Fernando Haddad passa a limpo, de forma exaustiva, a quase interminável polêmica que esses eventos suscitaram. Esse o primeiro mérito de seu trabalho. Mas ele não pára por aí. Seu intuito não é simplesmente relatar a discussão, distinguindo posições e elencando autores relevantes. Busca, ousadamente, a partir da síntese desse debate, sugerir uma hipótese alternativa para a interpretação desses fatos. Esse o segundo mérito.

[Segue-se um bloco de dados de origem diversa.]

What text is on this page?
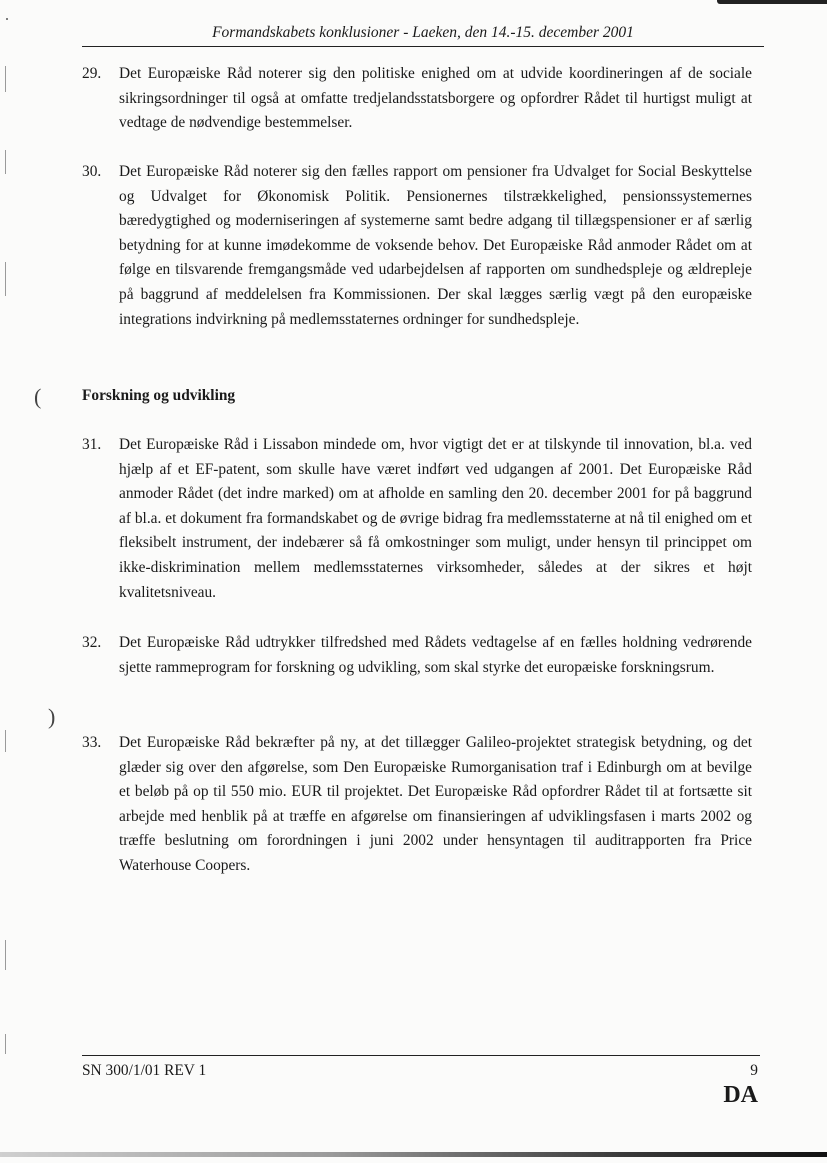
(
)
Formandskabets konklusioner - Laeken, den 14.-15. december 2001
29. Det Europæiske Råd noterer sig den politiske enighed om at udvide koordineringen af de sociale sikringsordninger til også at omfatte tredjelandsstatsborgere og opfordrer Rådet til hurtigst muligt at vedtage de nødvendige bestemmelser.
30. Det Europæiske Råd noterer sig den fælles rapport om pensioner fra Udvalget for Social Beskyttelse og Udvalget for Økonomisk Politik. Pensionernes tilstrækkelighed, pensionssystemernes bæredygtighed og moderniseringen af systemerne samt bedre adgang til tillægspensioner er af særlig betydning for at kunne imødekomme de voksende behov. Det Europæiske Råd anmoder Rådet om at følge en tilsvarende fremgangsmåde ved udarbejdelsen af rapporten om sundhedspleje og ældrepleje på baggrund af meddelelsen fra Kommissionen. Der skal lægges særlig vægt på den europæiske integrations indvirkning på medlemsstaternes ordninger for sundhedspleje.
Forskning og udvikling
31. Det Europæiske Råd i Lissabon mindede om, hvor vigtigt det er at tilskynde til innovation, bl.a. ved hjælp af et EF-patent, som skulle have været indført ved udgangen af 2001. Det Europæiske Råd anmoder Rådet (det indre marked) om at afholde en samling den 20. december 2001 for på baggrund af bl.a. et dokument fra formandskabet og de øvrige bidrag fra medlemsstaterne at nå til enighed om et fleksibelt instrument, der indebærer så få omkostninger som muligt, under hensyn til princippet om ikke-diskrimination mellem medlemsstaternes virksomheder, således at der sikres et højt kvalitetsniveau.
32. Det Europæiske Råd udtrykker tilfredshed med Rådets vedtagelse af en fælles holdning vedrørende sjette rammeprogram for forskning og udvikling, som skal styrke det europæiske forskningsrum.
33. Det Europæiske Råd bekræfter på ny, at det tillægger Galileo-projektet strategisk betydning, og det glæder sig over den afgørelse, som Den Europæiske Rumorganisation traf i Edinburgh om at bevilge et beløb på op til 550 mio. EUR til projektet. Det Europæiske Råd opfordrer Rådet til at fortsætte sit arbejde med henblik på at træffe en afgørelse om finansieringen af udviklingsfasen i marts 2002 og træffe beslutning om forordningen i juni 2002 under hensyntagen til auditrapporten fra Price Waterhouse Coopers.
SN 300/1/01 REV 1	9
DA
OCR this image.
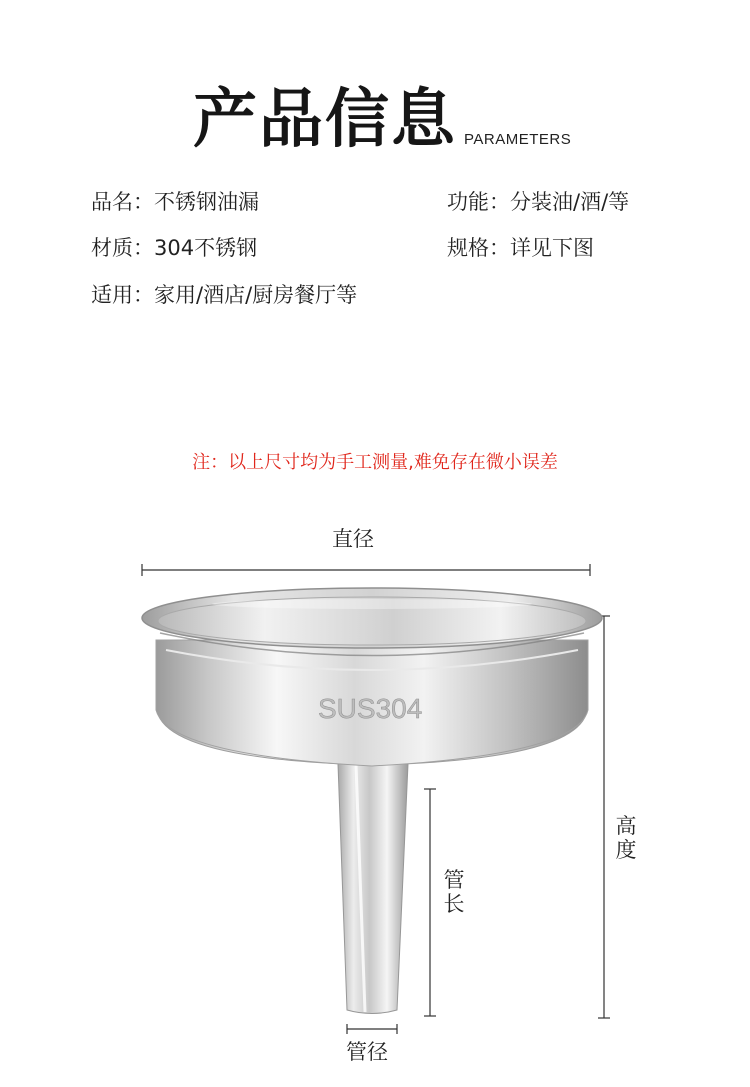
产品信息 PARAMETERS
品名：不锈钢油漏	功能：分装油/酒/等
材质：304不锈钢	规格：详见下图
适用：家用/酒店/厨房餐厅等
注：以上尺寸均为手工测量,难免存在微小误差
SUS304
直径
高度
管长
管径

Hoje, no começo dos anos 90, depois da queda do "socialismo real", nada mais importante, principalmente para os que acham que "o sonho ainda não acabou", do que repensar esses momentos da história do século XX. Haddad não se furta a essa tarefa. Sua estratégia é rever as várias posições, fazendo uso rigoroso das categorias produzidas por Marx, seja para sua análise da história, seja para teorizar sobre o próprio capitalismo. O leitor encontrará amiúde os termos "modo de produção”, "acumulação primitiva", "forças produtivas", "relações de produção" etc. Isto não se deve, entretanto, apenas ao fato de ter sido este trabalho originariamente uma dissertação de mestrado. A razão principal para que o repensar se faça por meio dessas categorias é que a influência das idéias marxistas sobre o advento da revolução de outubro de 17 provocou, segundo o autor, uma série de interpretações equivocadas sobre sua natureza e seu papel. A mais importante delas, seguramente, é que tal revolução teria gerado, na Rússia, o modo socialista de produção. E Haddad tenta, pois, fazendo uso do mesmo arcabouço teórico, mostrar as falhas de todas elas, apresentando ao leitor, posteriormente, a sua própria (e desafiadora) hipótese.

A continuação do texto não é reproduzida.